FEDERAL FINANCIAL INSTITUTIONS EXAMINATION COUNCIL

(1) Top 10 U.S. bank holding companies on the FFIEC’s most recent listing of the Top 50, ranked by December 31, 2010, assets in billions:

1 Bank of America Corp. $2,268.3 billion
 –2000: $679.5 billion
2  J.P. Morgan Chase & Co. $2,117.6 billion
 –2000: $396.0 billion
3 Citigroup Inc. $1,913.9 billion
 –2000: $791.3 billion
4 Wells Fargo & Co. $1,258.1 billion
 –2000: $234.2 billion
5 Goldman Sachs Group, Inc. $911.3 billion
 –2000: $278.3 billion
6 Morgan Stanley $807.7 billion
 –2000: $417.6 billion
7 MetLife Inc. $730.9 billion
8 Taunus Corp. $372.6 billion
9 HSBC North America Holdings Inc. $343.7 billion
10 U.S. Bancorp $307.8 billion

The biggest workout the FDIC has ever handled was the 2008 failure of Seattle-based Washington Mutual Bank,  with $310 billion in assets the largest failure of an FDIC-insured bank in history.

NEW YORK UNIVERSITY STERN SCHOOL OF BUSINESS

(2) Financial institutions that pose the biggest systemic risk to the U.S. economy, March 5, in declining order of risk:

Bank Of America, 19.7%
Citigroup, 14.2%
JP Morgan Chase, 13.4%
MetLife, 8.1%
Morgan Stanley, 7.3%
Prudential Financial, 5.0%
Wells Fargo, 4.8%
Goldman Sachs, 4.4%
American Internation Group, 3.9%
Hartford Financial Services, 3.4%

The Stern School program gauges systemic risk by calculating the expected capital shortage faced by a firm in a potential future financial crisis.
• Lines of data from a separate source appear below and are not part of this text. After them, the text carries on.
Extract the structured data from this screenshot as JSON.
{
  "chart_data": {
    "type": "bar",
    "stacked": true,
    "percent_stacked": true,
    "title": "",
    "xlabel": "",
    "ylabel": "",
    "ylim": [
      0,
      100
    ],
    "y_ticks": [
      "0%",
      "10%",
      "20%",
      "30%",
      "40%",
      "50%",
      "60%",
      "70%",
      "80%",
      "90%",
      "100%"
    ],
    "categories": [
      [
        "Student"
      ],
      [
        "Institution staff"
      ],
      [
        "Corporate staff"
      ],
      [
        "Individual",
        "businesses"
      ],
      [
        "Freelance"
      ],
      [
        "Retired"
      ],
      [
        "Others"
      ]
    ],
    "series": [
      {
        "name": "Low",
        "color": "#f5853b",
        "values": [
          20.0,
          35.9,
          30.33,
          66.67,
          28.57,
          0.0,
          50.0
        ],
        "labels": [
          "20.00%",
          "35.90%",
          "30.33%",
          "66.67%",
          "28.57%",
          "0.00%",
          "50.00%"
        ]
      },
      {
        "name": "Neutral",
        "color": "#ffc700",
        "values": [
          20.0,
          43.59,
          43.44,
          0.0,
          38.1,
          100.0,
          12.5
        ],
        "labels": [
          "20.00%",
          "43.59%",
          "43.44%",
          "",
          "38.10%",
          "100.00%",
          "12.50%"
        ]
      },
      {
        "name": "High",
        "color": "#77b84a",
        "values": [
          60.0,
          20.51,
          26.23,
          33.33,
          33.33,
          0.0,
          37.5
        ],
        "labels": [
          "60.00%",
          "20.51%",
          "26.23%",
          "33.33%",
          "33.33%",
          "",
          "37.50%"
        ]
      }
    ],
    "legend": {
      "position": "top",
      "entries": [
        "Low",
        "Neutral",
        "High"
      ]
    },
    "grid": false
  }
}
Stern uses this measure because “firms with a high percentage of capital shortfall in a crisis are not only the biggest losers in a crisis but also are the firms that create or extend the crisis,” according to the report.

MORNINGSTAR

(3) Return on equity, largest bank holding companies, most recent 12 months:

Bank of America
Most recent high, 2003: 22.01%
Most recent low, 2010: (1.77)

J.P. Morgan Chase
Most recent high, 2003: 15.43%
Most recent low, 2008: 4.34%
Most recent past, 2009: 6.01%
Most current, 2010: 9.69%

Citigroup
Most recent high, 2005: 22.33%
Most recent low, 2008 (31.88%)
Most recent past, 2009:
Most current, 2010: 6.72%

Wells Fargo & Co.
Most recent high, 2006: 19.77%
Most recent low, 2008: 4.12%
Most recent past, 2009: 9.34%
Most current, 2010: 10.53%

Goldman Sachs
Most recent high, 2006: 31.89%
Most recent low, 2008: 4.66%
Most current, 2010: 10.96%

Nation’s largest five bank holding companies, average return on equity
2003: 18.19%
2004: 16.12%
2005: 17.65%
2006: 20.27%
2007: 15.12%
2008: (3.39%)
2009: 3.15%
2010: 7.23%

Some analysts believe the best way to track leverage and spot financial bubbles is to watch industry-wide return on equity. The higher it goes, the more leveraged the industry probably is, they say.